Josh made a public Facebook post to allow strangers – or long lost friends – to reach out.
From New York: “Every day I hear one bad thing after another – death and sorrow. Your dad’s letter brightened my day. If they ever make it to NY I’d love to take them for a beer.”
From California: “To Dennis Ruhnke, retired farmer, Kansas: Sir, I was in tears while your letter was being read. You strengthened people’s faith in humanity. You showed kindness and generosity in the midst of the pain and ugliness around us. You are what America’s greatness is all about. You made me proud to be an American. Thank you!”

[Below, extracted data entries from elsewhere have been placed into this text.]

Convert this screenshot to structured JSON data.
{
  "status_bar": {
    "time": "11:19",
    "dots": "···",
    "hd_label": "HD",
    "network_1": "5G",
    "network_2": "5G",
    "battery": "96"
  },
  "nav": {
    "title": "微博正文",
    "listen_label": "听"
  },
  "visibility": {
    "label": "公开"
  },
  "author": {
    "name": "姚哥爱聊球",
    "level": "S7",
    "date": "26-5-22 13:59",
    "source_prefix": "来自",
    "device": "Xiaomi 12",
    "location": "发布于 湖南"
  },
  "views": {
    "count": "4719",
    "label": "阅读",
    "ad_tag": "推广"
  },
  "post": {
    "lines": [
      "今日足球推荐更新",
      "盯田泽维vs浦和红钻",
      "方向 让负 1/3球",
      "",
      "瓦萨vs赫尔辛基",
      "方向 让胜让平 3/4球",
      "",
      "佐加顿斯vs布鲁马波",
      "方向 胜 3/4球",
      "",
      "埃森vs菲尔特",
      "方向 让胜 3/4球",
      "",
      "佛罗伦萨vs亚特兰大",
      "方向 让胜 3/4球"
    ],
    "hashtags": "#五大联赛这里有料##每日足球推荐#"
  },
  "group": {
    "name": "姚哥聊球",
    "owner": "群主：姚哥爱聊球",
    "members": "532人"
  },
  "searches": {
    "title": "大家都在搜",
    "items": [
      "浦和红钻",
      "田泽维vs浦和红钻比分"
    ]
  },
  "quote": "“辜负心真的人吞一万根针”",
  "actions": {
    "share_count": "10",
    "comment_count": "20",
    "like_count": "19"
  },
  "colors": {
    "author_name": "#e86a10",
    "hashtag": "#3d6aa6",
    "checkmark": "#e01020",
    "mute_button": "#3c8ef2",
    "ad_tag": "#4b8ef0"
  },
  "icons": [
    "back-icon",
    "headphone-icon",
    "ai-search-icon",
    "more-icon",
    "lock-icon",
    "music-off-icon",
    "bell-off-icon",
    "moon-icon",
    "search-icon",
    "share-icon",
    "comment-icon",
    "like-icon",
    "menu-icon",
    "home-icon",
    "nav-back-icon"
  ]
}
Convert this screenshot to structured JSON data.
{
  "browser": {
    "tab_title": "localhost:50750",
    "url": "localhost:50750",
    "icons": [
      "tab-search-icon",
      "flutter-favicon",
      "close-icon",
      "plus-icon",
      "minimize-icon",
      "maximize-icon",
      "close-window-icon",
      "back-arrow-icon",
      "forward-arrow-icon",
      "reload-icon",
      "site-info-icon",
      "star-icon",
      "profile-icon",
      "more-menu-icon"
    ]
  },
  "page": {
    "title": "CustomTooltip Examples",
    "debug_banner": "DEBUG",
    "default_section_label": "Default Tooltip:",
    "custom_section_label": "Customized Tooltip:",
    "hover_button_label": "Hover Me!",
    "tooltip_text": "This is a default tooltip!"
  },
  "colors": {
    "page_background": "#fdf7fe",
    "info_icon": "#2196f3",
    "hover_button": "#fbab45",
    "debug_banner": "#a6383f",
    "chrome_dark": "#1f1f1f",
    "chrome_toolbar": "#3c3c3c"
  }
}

From Pennsylvania: “Please tell your parents thank you for their kindness and for counting all Americans as their neighbors ❤.”
Reaction to the Reaction
The Ruhnkes are overwhelmed by the response. They are ready for the media attention to be over, but are grateful, too, for the outcomes.
Gov. Cuomo sent a letter thanking Dennis for “reminding us of the importance of generosity and kindness at a time like this.” The governor also called on Dennis’ birthday, May 5.
“I was so shocked he took 10 minutes out of his extremely busy day to call me,” Dennis said. “He was so kind and I wasn’t even nervous, it was just as comfortable as talking to my sister. We bantered back and forth about this and that, and life in general.”
The family was asked almost immediately by strangers what they could give them in return for the act of kindness. They wanted nothing in return, asking instead for anyone who could do so to pay it forward. Even so, as N95 masks became more readily available, people started sending the couple masks. With the help of family and friends, they are giving them out to anyone who doesn’t yet have one.
Dennis credits his wife working with neighbor Thad Geiger to get the ball rolling on one reward Dennis has always wanted. When Dennis was a senior at Kansas State University, his father died so he left school two credit hours short of his degree to manage the family farm. At a special ceremony on May 5 at the Kansas statehouse, Gov. Laura Kelly and Richard Myers, president of Kansas State, awarded Dennis an bachelor’s degree in agriculture as a member of the class of 1971.

Dennis calls the entire experience life changing and said he’s still trying to wrap his mind around all that’s happened. Next on his to-do list is replying to the letters they’ve received, with a handwritten card, of course.
“Of the dozens of letters I’ve received, I think only two were typed out,” he said. “Every other one was handwritten and that meant a lot to me. I’m old enough to appreciate the handwritten letter and that’s how I’ll be writing them back.”
Most moving, though, was the content of the letters. He said the authors of more than half the letters mentioned that they cried when they heard Cuomo reading Dennis’ letter. And, none have brought up politics or denounced anyone; they’ve all been uplifting and positive.
“My wife is putting all of this in a scrapbook that will someday end up in my grandkids’ hands so they can see just what happened,” Dennis said. “They are pretty young right now, from age 13 down to 2, and one of the worst things about this virus is not being able to hug those kids.”
At the end of our phone conversation, Dennis apologizes for not having much time for an interview. “I’m still trying to catch my breath from all this,” he said. “Well, at the moment, I’m also trying to catch a fish.”